To find out what kind of link a range is in or selects, get an ITextFont2 from the range (call ITextRange2::GetFont2(ppFont)) and then call ITextFont2::GetLinkType. The value returned has the following semantics
tomNoLink | 0 | Not any kind of link |
tomClientLink | 1 | Client link |
tomFriendlyLinkName | 2 | Friendly name of a friendly-name link |
tomFriendlyLinkAddress | 3 | Address of a friendly-name link |
tomAutoLinkURL | 4 | Auto URL |
tomAutoLinkEmail | 5 | Email address |
tomAutoLinkPhone | 6 | Phone number |
tomAutoLinkPath | 7 | File path |
tomNoAutoLink | 15 | Auto link recognition suppressed |
User Interface
If you only select part of the friendly name, the URL isn’t included. If you select the whole friendly name, the URL is included. If you select from inside the friendly name up through a character outside the friendly name, the whole link is selected along with whatever is selected outside the link
Consider the friendly hyperlink for the text “Hello” pointing to the URL “http://www.hello.com”. It has the following dispatch behavior:
- If the cursor is in the middle of the word “Hello” (say between “He” or “el” or “ll” or “lo”) and you hit Enter, an EN_LINK notification is sent and the client launches the link.
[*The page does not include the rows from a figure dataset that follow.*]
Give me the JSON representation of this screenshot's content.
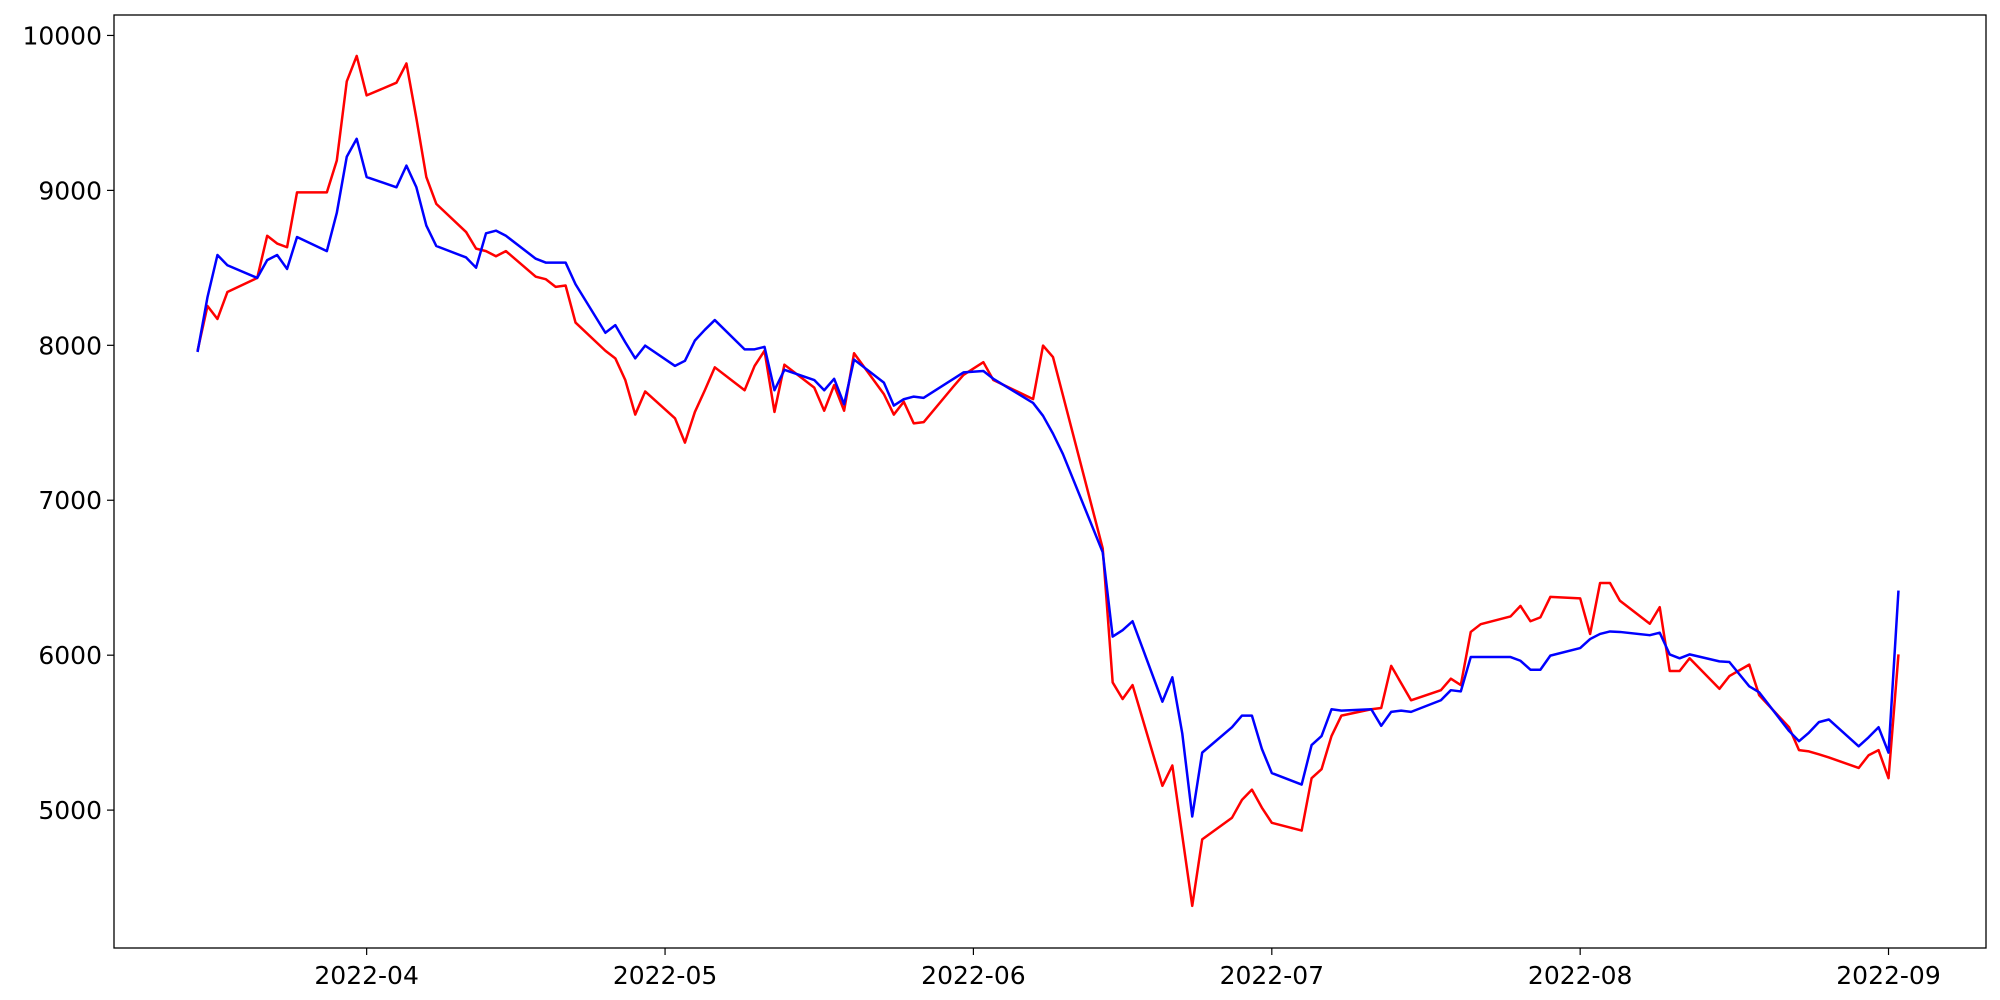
{
  "chart_data": {
    "type": "line",
    "x": [
      19066,
      19067,
      19068,
      19069,
      19072,
      19073,
      19074,
      19075,
      19076,
      19079,
      19080,
      19081,
      19082,
      19083,
      19086,
      19087,
      19088,
      19089,
      19090,
      19093,
      19094,
      19095,
      19096,
      19097,
      19100,
      19101,
      19102,
      19103,
      19104,
      19107,
      19108,
      19109,
      19110,
      19111,
      19114,
      19115,
      19116,
      19117,
      19118,
      19121,
      19122,
      19123,
      19124,
      19125,
      19128,
      19129,
      19130,
      19131,
      19132,
      19135,
      19136,
      19137,
      19138,
      19139,
      19142,
      19143,
      19145,
      19146,
      19150,
      19151,
      19152,
      19153,
      19157,
      19158,
      19159,
      19160,
      19163,
      19164,
      19165,
      19166,
      19167,
      19170,
      19171,
      19172,
      19173,
      19174,
      19177,
      19178,
      19179,
      19180,
      19181,
      19184,
      19185,
      19186,
      19187,
      19188,
      19191,
      19192,
      19193,
      19194,
      19195,
      19198,
      19199,
      19200,
      19201,
      19202,
      19205,
      19206,
      19207,
      19208,
      19209,
      19212,
      19213,
      19214,
      19215,
      19216,
      19219,
      19220,
      19222,
      19223,
      19226,
      19227,
      19228,
      19229,
      19230,
      19233,
      19234,
      19235,
      19236,
      19237
    ],
    "series": [
      {
        "color": "#ff0000",
        "values": [
          7965,
          8254,
          8170,
          8344,
          8435,
          8707,
          8657,
          8633,
          8987,
          8987,
          9193,
          9703,
          9868,
          9613,
          9695,
          9819,
          9465,
          9086,
          8913,
          8731,
          8624,
          8608,
          8575,
          8608,
          8443,
          8427,
          8377,
          8386,
          8147,
          7965,
          7916,
          7776,
          7553,
          7702,
          7529,
          7372,
          7570,
          7710,
          7858,
          7710,
          7867,
          7965,
          7570,
          7875,
          7727,
          7578,
          7743,
          7578,
          7949,
          7685,
          7553,
          7636,
          7496,
          7504,
          7735,
          7809,
          7891,
          7776,
          7653,
          7998,
          7924,
          7677,
          6689,
          5824,
          5717,
          5807,
          5157,
          5288,
          4835,
          4382,
          4811,
          4951,
          5066,
          5132,
          5016,
          4918,
          4868,
          5206,
          5264,
          5478,
          5610,
          5651,
          5659,
          5931,
          5820,
          5709,
          5774,
          5848,
          5807,
          6150,
          6200,
          6250,
          6318,
          6219,
          6244,
          6376,
          6367,
          6137,
          6466,
          6466,
          6351,
          6203,
          6310,
          5898,
          5898,
          5980,
          5783,
          5865,
          5939,
          5741,
          5535,
          5387,
          5379,
          5360,
          5340,
          5272,
          5354,
          5387,
          5206,
          6005
        ]
      },
      {
        "color": "#0000ff",
        "values": [
          7957,
          8311,
          8583,
          8517,
          8435,
          8550,
          8583,
          8493,
          8699,
          8608,
          8855,
          9217,
          9333,
          9086,
          9020,
          9160,
          9020,
          8773,
          8641,
          8567,
          8501,
          8723,
          8740,
          8707,
          8559,
          8534,
          8534,
          8534,
          8394,
          8081,
          8130,
          8020,
          7916,
          7998,
          7867,
          7900,
          8031,
          8100,
          8163,
          7974,
          7974,
          7990,
          7710,
          7842,
          7776,
          7710,
          7784,
          7619,
          7908,
          7759,
          7611,
          7652,
          7669,
          7661,
          7784,
          7825,
          7834,
          7784,
          7628,
          7545,
          7430,
          7298,
          6664,
          6120,
          6161,
          6219,
          5700,
          5857,
          5494,
          4959,
          5371,
          5535,
          5610,
          5610,
          5395,
          5239,
          5165,
          5420,
          5478,
          5651,
          5642,
          5651,
          5544,
          5634,
          5642,
          5634,
          5709,
          5774,
          5766,
          5988,
          5988,
          5988,
          5964,
          5906,
          5906,
          5997,
          6046,
          6104,
          6137,
          6153,
          6150,
          6129,
          6145,
          6005,
          5980,
          6005,
          5960,
          5956,
          5799,
          5760,
          5511,
          5445,
          5500,
          5568,
          5585,
          5412,
          5470,
          5535,
          5371,
          6417
        ]
      }
    ],
    "xlim": [
      19057.6,
      19245.8
    ],
    "ylim": [
      4110,
      10132
    ],
    "xticks": [
      {
        "value": 19083,
        "label": "2022-04"
      },
      {
        "value": 19113,
        "label": "2022-05"
      },
      {
        "value": 19144,
        "label": "2022-06"
      },
      {
        "value": 19174,
        "label": "2022-07"
      },
      {
        "value": 19205,
        "label": "2022-08"
      },
      {
        "value": 19236,
        "label": "2022-09"
      }
    ],
    "yticks": [
      5000,
      6000,
      7000,
      8000,
      9000,
      10000
    ],
    "grid": false
  }
}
- However if the cursor precedes the “H” or follows the “o”, no EN_LINK notification is sent and an end of paragraph is inserted.
Word has the same behavior for the Enter key. The problem is that the Enter key is also used for inserting a paragraph break. So in these edge cases, a choice had to be made and the usual meaning of Enter prevailed. If there’s pointer access to a link, e.g., mouse or touch, the hyperlink can be launched easily that way.
What was the rationale for requiring quotes on the URL passed to SetURL? Future expansion like “http:…”nohandcursor=1 ?
MSDN mentions a 0xFDDF sentinel prefix, what is that and why would you want to use it?
Quotes appear in the internal format. Probably SetURL() shouldn’t require them in the BSTR since SetURL() could add them. OneNote requested the sentinel prefix, perhaps to find friendly-name hyperlinks by examining the plain-text. I didn’t notice that MSDN mentioned it, or I would have documented it in the post.